Below are a list of ways in which churches and leaders can provide ongoing acknowledgement, support, and care to those who have been impacted by abuse.

  • Support Groups – bring in a counsellor to facilitate a support group for women or men in your congregation who have experienced abuse or sexual trauma. The Abuse Response and Prevention Program in Manitoba can offer this service to churches.
  • Care Groups – gather together several people who can offer the victim-survivor practical and emotional support; especially if the individual’s case is going to court. See Advocacy Training Manual for how to be a helpful advocate and support.
  • Counselling – if an individual has experienced abuse within the context of church, the church or Conference should cover the cost of counselling. Some churches partner with counselling organizations so that congregants can access free, confidential counselling. This can be extremely helpful for those who need to talk to someone but don’t want to speak about what they are going through to a pastor in order to get counselling.
  • Create a service or liturgy that laments, honors, and prays for those who have experienced abuse.
  • Invite a counsellor to come speak about healing from abuse or trauma. Self-identifying as a victim and showing up at a support group can be extremely vulnerable. Sometimes a better way for people to learn about the impacts of abuse and ways to heal is better done in a more public, educational setting.
  • Church communities can also be places for justice-making. All too often those who report their abuse to the police end up further traumatized by the judicial process. Many victim-survivors choose not to report for this reason. Churches have an opportunity to be an alternative space where victims can experience elements of what might enable their healing process. *See below.
  • Remember that victim-survivors are not traumatized people who need saving. We do victim-survivors a disservice when we think that because of their experience they ‘need help’ or ‘aren’t fit to serve’. This is stigmatizing and keeps people quiet about their pain. Victim-survivors of trauma are everywhere. They are mothers, fathers, professionals, leaders, counsellors, athletes, artists, teachers…you get the picture. People are not products of the worst things that ever happened to them.
  • We support when we empower our brother and sisters to continue the journey of healing and transformation and to live into their strengths and skills. We must always look at and shine a light on the strengths we see; rather than deficits.
  • Understand that healing is a journey. When someone has been deeply violated, they don’t just get over it. Grief, anger, depression, apathy, cynicism, self-blame, fear, anxiety, are all normal emotions to experience. They are not signs that someone’s faith is lacking.
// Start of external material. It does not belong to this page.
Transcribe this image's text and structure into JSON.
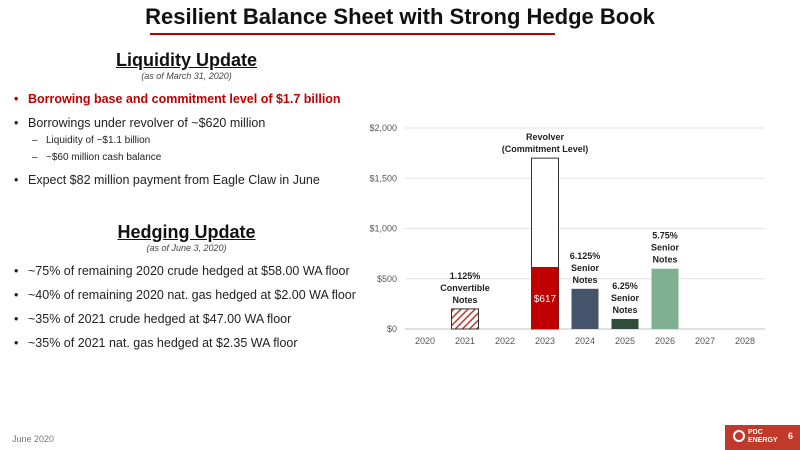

Healing journeys can be exhausting, lonely, and frustrating. Often people feel like they ‘should’ be better, healthier, less depressed or anxious. We can alleviate the burden when we listen, seek to understand, and offer encouragement. God’s presence is most often felt as the friend or family member who is patient, compassionate, and sits with us in our pain.

 “We are all healers who can reach out and offer health. We are all patients in constant need of help.” – Henri Nouwen

Elements of justice-making

The faith trust institute in Seattle, Washington has worked at response and prevention of clergy sexual misconduct for over 30 years. In listening to hundreds of survivors, the staff at FaithTrust began to realize that the elements required for healing fell into seven categories:

  1.  Truth-telling: to give the victim/survivor the chance to tell their story.
  2.  Acknowledgement: to give a response to the victim/survivor, by someone who matters to them. This person stands beside them as an advocate, and can say, for example, “What he did to you was wrong.”
  3.  Compassion: to suffer with the victim/survivor – and not pass by.
  4.  Protection of the vulnerable: to do everything possible to ensure the no one else is harmed by the perpetrator.
  5.  Accountability for the offender: to call the offender to account either in the church and/or legally.
  6.  Restitution to the survivor: to give material compensation to the survivor for the cost of the harm done.
  7.  Vindication for the survivor: to set the survivor free and restore them to the community.

Few survivors actually experience all aspects of justice-making, but it is important that they experience enough to be able to move forward in their lives. A deep scar will remain, but fullness of life can be restored. The faith community must take responsibility to do everything it can to make healing possible.

“There can be no healing without justice, and justice takes courage.”

Fortune, Marie M. Responding to Clergy Misconduct. FaithTrust Institute, 2009, p.61-61.